“Did you plant yours?”

“Yes, on the lawn, and I mean it shall come up if I can make it,” answered Frank, gravely.

“I put mine where I can see it from the window, and not forget to water and take care of it,” added Jack, still turning the pretty brown acorn to and fro as if he loved it.

“What do they mean?” whispered Merry to Jill, who was leaning against her knee to rest.

“The boys were walking in the Cemetery last Sunday, as they often do, and when they came to Ed's grave, the place was all covered with little acorns from the tree that grows on the bank. They each took up some as they stood talking, and Jack said he should plant his, for he loved Ed very much, you know. The others said they would, too; and I hope the trees will grow, though we don't need anything to remember him by,” answered Jill, in a low tone, thinking of the pressed flowers the girls kept for his sake.

The boys heard her, but no one spoke for a moment as they sat looking across the river toward the hill where the pines whispered their lullabies and pointed heavenward, steadfast and green, all the year round. None of them could express the thought that was in their minds as Jill told the little story; but the act and the feeling that prompted it were perhaps as beautiful an assurance as could have been given that the dear dead boy's example had not been wasted, for the planting of the acorns was a symbol of the desire budding in those young hearts to be what he might have been, and to make their lives nobler for the knowledge and the love of him.

“It seems as if a great deal had happened this year,” said Merry, in a pensive tone, for this quiet talk just suited her mood.

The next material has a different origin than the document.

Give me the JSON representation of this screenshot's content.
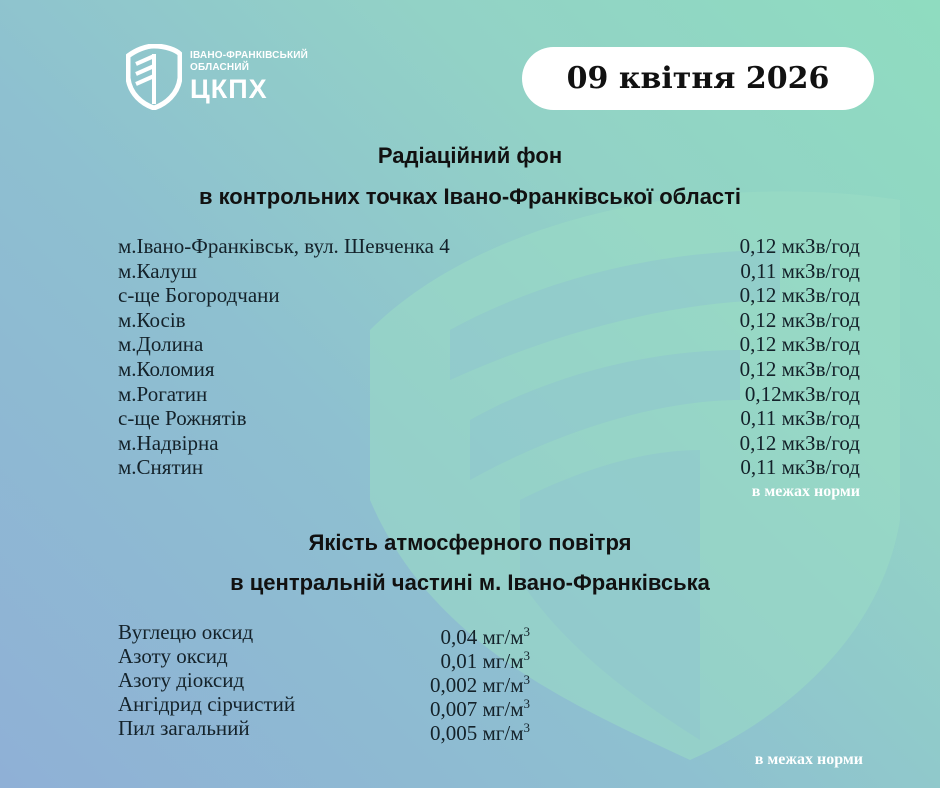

“So I say, for there's been a Declaration of Independence and a Revolution in our house, and I'm commander-in-chief now; and don't I like it!” cried Molly, complacently surveying the neat new uniform she wore of her own choosing.

“I feel as if I never learned so much in my life as I have since last December, and yet I never did so little,” added Jill, wondering why the months of weariness and pain did not seem more dreadful to her.

“Well, pitching on my head seems to have given me a good shaking up, somehow, and I mean to do great things next year in better ways than breaking my bones coasting,” said Jack, with a manly air.